Class DocumentCategorizerME

java.lang.Object
opennlp.tools.doccat.DocumentCategorizerME
All Implemented Interfaces:
opennlp.tools.doccat.DocumentCategorizer

public class DocumentCategorizerME extends Object implements opennlp.tools.doccat.DocumentCategorizer
A Max-Ent based implementation of DocumentCategorizer.
  • Constructor Details

    • DocumentCategorizerME

      public DocumentCategorizerME(DoccatModel model)
      Initializes a DocumentCategorizerME instance with a doccat model.
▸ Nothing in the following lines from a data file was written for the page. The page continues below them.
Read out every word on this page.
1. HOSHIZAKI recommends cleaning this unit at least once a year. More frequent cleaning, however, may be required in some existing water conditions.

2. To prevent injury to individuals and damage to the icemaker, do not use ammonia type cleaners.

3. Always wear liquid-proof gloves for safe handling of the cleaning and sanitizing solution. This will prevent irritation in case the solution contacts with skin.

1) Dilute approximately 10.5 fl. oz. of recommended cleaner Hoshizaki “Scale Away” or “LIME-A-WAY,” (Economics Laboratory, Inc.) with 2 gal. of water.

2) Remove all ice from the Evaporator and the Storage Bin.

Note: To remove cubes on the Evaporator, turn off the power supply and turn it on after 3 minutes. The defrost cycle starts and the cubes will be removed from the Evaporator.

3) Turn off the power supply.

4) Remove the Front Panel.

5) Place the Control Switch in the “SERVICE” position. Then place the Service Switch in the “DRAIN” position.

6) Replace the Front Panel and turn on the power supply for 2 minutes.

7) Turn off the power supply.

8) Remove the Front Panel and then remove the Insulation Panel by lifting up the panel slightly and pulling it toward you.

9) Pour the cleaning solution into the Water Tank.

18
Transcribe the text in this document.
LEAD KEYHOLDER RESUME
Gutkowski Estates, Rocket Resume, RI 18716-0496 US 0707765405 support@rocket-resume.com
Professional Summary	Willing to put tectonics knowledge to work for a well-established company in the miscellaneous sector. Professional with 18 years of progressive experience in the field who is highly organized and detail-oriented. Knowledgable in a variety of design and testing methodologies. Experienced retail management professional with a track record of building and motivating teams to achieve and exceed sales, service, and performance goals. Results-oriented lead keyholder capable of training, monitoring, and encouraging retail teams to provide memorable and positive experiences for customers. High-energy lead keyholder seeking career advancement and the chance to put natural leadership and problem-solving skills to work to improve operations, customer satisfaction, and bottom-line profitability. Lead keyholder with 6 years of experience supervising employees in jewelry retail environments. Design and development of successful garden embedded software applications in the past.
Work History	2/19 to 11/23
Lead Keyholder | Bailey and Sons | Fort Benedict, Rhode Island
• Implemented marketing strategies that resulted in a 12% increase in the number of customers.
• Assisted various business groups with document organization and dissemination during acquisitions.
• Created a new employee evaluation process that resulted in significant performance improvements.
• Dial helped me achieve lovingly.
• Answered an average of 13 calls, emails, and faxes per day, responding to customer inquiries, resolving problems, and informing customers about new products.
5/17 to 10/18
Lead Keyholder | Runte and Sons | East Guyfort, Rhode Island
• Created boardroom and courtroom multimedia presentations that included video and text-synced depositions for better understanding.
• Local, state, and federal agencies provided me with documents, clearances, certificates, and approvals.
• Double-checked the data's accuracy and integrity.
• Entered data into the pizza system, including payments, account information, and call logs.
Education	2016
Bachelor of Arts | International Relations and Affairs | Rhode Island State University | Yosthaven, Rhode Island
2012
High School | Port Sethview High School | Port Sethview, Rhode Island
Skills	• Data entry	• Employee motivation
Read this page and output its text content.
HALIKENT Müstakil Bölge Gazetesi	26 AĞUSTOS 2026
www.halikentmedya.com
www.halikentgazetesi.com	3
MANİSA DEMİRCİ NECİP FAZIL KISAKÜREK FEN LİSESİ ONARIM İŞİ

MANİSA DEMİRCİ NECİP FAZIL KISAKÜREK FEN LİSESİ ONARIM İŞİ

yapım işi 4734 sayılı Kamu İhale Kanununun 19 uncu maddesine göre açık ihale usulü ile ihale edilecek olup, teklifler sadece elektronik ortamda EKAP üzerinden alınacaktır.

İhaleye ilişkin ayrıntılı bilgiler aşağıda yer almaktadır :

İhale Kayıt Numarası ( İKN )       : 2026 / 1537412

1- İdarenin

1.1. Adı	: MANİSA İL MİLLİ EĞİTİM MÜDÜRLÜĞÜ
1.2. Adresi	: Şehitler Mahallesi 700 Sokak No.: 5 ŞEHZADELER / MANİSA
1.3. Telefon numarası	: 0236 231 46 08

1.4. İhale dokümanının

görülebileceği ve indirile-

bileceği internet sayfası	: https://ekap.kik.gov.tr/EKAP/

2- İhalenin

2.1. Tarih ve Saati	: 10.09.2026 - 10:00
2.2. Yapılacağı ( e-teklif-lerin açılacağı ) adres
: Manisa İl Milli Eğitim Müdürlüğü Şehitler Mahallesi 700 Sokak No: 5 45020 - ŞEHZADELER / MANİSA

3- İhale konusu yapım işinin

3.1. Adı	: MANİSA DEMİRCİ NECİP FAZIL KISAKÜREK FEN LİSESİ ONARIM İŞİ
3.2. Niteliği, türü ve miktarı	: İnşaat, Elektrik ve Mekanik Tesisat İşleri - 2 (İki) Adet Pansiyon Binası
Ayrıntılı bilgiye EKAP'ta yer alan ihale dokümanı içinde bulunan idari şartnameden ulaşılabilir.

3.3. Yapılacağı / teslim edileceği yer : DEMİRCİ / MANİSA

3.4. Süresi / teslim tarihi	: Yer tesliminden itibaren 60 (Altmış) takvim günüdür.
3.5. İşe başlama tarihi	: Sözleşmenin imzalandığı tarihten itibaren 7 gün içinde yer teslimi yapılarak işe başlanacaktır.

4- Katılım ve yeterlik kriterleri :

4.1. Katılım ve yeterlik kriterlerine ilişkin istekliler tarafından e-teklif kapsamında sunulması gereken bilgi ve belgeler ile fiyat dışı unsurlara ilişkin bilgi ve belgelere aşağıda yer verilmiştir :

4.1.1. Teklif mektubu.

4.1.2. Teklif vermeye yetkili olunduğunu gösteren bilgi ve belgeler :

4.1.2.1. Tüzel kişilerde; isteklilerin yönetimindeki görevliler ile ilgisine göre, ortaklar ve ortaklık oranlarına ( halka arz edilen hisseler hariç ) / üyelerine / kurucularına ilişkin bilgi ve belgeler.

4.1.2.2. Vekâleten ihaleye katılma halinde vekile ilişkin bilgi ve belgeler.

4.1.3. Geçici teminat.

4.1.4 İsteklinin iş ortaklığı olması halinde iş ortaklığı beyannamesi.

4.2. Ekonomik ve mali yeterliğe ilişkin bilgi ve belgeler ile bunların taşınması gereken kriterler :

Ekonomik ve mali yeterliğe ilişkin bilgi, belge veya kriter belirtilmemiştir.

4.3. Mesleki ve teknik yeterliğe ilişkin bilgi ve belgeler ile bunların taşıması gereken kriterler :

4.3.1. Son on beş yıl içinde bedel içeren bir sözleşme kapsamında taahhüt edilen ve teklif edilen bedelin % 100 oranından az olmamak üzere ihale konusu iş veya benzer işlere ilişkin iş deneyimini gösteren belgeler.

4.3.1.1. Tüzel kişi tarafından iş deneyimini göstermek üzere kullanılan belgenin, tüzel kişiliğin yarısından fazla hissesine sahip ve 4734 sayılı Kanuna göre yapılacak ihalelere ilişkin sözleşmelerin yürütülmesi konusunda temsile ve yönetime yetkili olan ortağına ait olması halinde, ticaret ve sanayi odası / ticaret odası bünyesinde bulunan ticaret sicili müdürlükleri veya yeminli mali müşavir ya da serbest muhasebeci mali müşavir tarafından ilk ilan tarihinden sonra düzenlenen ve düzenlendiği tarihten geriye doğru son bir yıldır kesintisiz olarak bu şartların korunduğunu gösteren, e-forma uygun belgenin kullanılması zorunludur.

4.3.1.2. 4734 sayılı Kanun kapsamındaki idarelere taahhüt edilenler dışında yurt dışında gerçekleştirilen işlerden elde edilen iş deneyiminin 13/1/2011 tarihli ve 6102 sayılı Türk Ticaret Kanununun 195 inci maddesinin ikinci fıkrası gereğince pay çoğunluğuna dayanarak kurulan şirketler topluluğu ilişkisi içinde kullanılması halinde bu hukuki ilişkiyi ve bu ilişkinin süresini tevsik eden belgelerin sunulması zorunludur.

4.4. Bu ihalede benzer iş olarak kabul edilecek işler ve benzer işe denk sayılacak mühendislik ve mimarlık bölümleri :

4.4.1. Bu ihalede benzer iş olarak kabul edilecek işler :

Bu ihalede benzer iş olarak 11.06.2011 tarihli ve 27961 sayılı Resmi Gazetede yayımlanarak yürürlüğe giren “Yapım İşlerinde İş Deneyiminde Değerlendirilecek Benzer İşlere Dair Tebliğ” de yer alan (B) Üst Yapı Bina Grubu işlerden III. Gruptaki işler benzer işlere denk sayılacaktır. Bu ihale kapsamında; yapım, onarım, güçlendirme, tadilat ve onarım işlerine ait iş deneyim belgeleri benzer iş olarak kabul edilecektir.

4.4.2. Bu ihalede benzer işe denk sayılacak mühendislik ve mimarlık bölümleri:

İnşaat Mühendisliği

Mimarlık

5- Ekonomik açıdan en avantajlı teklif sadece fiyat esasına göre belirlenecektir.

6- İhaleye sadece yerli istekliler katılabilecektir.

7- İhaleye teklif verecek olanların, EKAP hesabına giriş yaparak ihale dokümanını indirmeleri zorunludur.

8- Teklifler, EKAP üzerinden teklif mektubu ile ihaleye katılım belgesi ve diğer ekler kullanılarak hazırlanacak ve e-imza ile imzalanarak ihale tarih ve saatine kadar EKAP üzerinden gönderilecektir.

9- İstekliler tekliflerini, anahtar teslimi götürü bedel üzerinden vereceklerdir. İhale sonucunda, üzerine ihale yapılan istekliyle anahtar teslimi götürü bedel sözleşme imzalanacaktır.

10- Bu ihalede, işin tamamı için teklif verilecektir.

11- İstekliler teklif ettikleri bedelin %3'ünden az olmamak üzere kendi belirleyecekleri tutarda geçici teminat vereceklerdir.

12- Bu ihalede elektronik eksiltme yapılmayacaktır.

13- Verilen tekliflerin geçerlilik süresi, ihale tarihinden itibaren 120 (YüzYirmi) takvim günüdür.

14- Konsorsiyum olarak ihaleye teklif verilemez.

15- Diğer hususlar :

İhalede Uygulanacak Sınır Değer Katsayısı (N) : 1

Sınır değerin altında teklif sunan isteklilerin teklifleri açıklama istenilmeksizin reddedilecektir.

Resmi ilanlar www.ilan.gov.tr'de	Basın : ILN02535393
Default feature generation is used.
      Parameters:
      model - the DoccatModel to be used for categorization.
  • Method Details

    • categorize

      public double[] categorize(String[] text, Map<String,Object> extraInformation)
      Categorize the given text provided as tokens along with the provided extra information.
      Specified by:
      categorize in interface opennlp.tools.doccat.DocumentCategorizer
      Parameters:
      text - The text tokens to categorize.
      extraInformation - Additional information for context to be used by the feature generator.
      Returns:
      The per category probabilities.
    • categorize

      public double[] categorize(String[] text)
      Specified by:
      categorize in interface opennlp.tools.doccat.DocumentCategorizer
    • scoreMap

      public Map<String,Double> scoreMap(String[] text)
      Specified by:
      scoreMap in interface opennlp.tools.doccat.DocumentCategorizer
    • sortedScoreMap

      public SortedMap<Double, Set<String>> sortedScoreMap(String[] text)
      Specified by:
      sortedScoreMap in interface opennlp.tools.doccat.DocumentCategorizer
    • getBestCategory

      public String getBestCategory(double[] outcome)
      Specified by:
      getBestCategory in interface opennlp.tools.doccat.DocumentCategorizer
    • getIndex

      public int getIndex(String category)
      Specified by:
      getIndex in interface opennlp.tools.doccat.DocumentCategorizer
    • getCategory

      public String getCategory(int index)
      Specified by:
      getCategory in interface opennlp.tools.doccat.DocumentCategorizer
    • getNumberOfCategories

      public int getNumberOfCategories()
      Specified by:
      getNumberOfCategories in interface opennlp.tools.doccat.DocumentCategorizer
    • getAllResults

      public String getAllResults(double[] results)
      Specified by:
      getAllResults in interface opennlp.tools.doccat.DocumentCategorizer
    • train

      public static DoccatModel train(String lang, opennlp.tools.util.ObjectStream<opennlp.tools.doccat.DocumentSample> samples, opennlp.tools.util.TrainingParameters mlParams, DoccatFactory factory) throws IOException
      Starts a training of a DoccatModel with the given parameters.
      Parameters:
      lang - The ISO conform language code.
      samples - The ObjectStream of DocumentSample used as input for training.
      mlParams - The TrainingParameters for the context of the training.
      factory - The DoccatFactory for creating related objects defined via mlParams.
      Returns:
      A valid, trained DoccatModel instance.
      Throws:
      IOException - Thrown if IO errors occurred.